The project has been expanded to accept a simple SPI temperature sensor. The test case uses a MAX31855 Cold-Junction Compensated Thermocouple-to-Digital Converter for K type thermocouples. The MAX31855 is around US$5 at Digikey for singles, but the tests were conducted using Adafruit MAX31855.
Thermocouples bring two challenges for hcctl:
- low noise amplification of very low sensor voltage;
- compensation of the ‘cold junction’ temperature; and
- high resolution ADC.
The MAX31855 provides a solution to all of these challenges in a single inexpensive chip.
There were insufficient pins on the ATTiny25 (8 pin DIP), so the code was adapted to run also in an ATTiny24 (14 pin DIP). This meant some significant code change to accommodate different functions on different ports and pins. In the process, the 2.56V reference option that was in prior versions of code has been dropped for simplicity as it doesn’t get used and is not supported on the ATTinyx4 series.
Above is capture of the SPI burst for one temperature measurement. Total transfer time is just less than 200µs, clock time is 6µs, quite reasonable for a MCU running on a 1MHz internal RC clock.
The concept of hcctl is flexible common code based with application constants stored in EEPROM. Above is a screenshot of the EEPROM structure for the enhanced code.
Temperatures ton, dif, and tal are specified in 1/4 degree increments, left shifted two bits, so effectively temperature*16 with resolution of 0.25°. The values read by SPI are anded with msk to mask off bits 0 and 1 which are not used for temperature with the MAX31855.

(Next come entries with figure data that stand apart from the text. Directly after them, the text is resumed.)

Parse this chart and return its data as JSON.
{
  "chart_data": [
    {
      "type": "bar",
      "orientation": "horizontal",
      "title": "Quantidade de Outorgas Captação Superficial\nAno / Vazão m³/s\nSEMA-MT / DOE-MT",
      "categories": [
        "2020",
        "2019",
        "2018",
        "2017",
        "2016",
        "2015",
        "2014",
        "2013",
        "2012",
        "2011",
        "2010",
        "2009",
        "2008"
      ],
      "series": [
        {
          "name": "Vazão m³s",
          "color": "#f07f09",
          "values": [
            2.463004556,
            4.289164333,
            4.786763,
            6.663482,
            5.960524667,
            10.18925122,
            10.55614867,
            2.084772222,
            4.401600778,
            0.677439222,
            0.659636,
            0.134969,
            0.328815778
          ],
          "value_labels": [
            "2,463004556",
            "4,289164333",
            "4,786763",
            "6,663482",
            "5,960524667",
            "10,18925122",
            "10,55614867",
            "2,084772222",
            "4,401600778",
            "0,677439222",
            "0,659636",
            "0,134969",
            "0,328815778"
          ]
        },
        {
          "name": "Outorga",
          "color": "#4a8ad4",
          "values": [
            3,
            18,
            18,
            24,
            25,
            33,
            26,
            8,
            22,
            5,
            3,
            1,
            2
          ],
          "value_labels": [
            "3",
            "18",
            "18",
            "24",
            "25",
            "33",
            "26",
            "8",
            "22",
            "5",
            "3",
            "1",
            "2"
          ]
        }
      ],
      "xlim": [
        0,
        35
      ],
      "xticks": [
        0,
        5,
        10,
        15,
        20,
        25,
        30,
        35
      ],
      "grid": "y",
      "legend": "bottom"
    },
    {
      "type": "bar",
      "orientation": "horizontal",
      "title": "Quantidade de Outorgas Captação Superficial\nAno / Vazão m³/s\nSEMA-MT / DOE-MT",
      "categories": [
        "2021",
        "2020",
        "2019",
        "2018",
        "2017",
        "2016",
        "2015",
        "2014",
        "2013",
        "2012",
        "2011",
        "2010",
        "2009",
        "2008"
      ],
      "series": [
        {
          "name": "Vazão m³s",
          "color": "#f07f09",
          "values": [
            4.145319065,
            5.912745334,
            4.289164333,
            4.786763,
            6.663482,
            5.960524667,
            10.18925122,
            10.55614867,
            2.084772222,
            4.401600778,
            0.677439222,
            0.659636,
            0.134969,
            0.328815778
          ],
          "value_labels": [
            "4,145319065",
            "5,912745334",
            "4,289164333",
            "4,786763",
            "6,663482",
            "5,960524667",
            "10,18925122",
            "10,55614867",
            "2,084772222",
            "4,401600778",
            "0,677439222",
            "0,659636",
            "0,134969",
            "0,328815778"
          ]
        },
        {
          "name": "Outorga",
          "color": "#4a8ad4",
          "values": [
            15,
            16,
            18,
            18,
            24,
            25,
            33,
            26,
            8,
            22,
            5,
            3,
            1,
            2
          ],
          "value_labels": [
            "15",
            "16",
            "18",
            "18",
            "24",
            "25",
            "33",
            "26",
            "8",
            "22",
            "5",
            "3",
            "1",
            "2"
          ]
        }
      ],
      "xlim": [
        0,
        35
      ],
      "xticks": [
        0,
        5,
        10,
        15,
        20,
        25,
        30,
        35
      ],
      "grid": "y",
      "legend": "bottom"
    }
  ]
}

A test was conducted with the hcctl chip directly driving a SSR controlling a 1200W immersion heater in a 1l pot of water. The test frame consists of a thermocouple, the MAX31855 module, a single chip (ATTiny24 with hcctl), power supply bypass capacitor, 5V supply and SSR. The thermocouple is an inexpensive (A$2) naked Type K thermocouple which has very low thermal inertia and responds to temperature changes very quickly.
At 400s, 10s after the heater had turned off, 50ml of 20° water was added to the pot to test response. The heater turned on, and as expected there was a little overshoot, rising to 53.4°. The pot cooled naturally, and the next heat phase added less than 2° before turning off.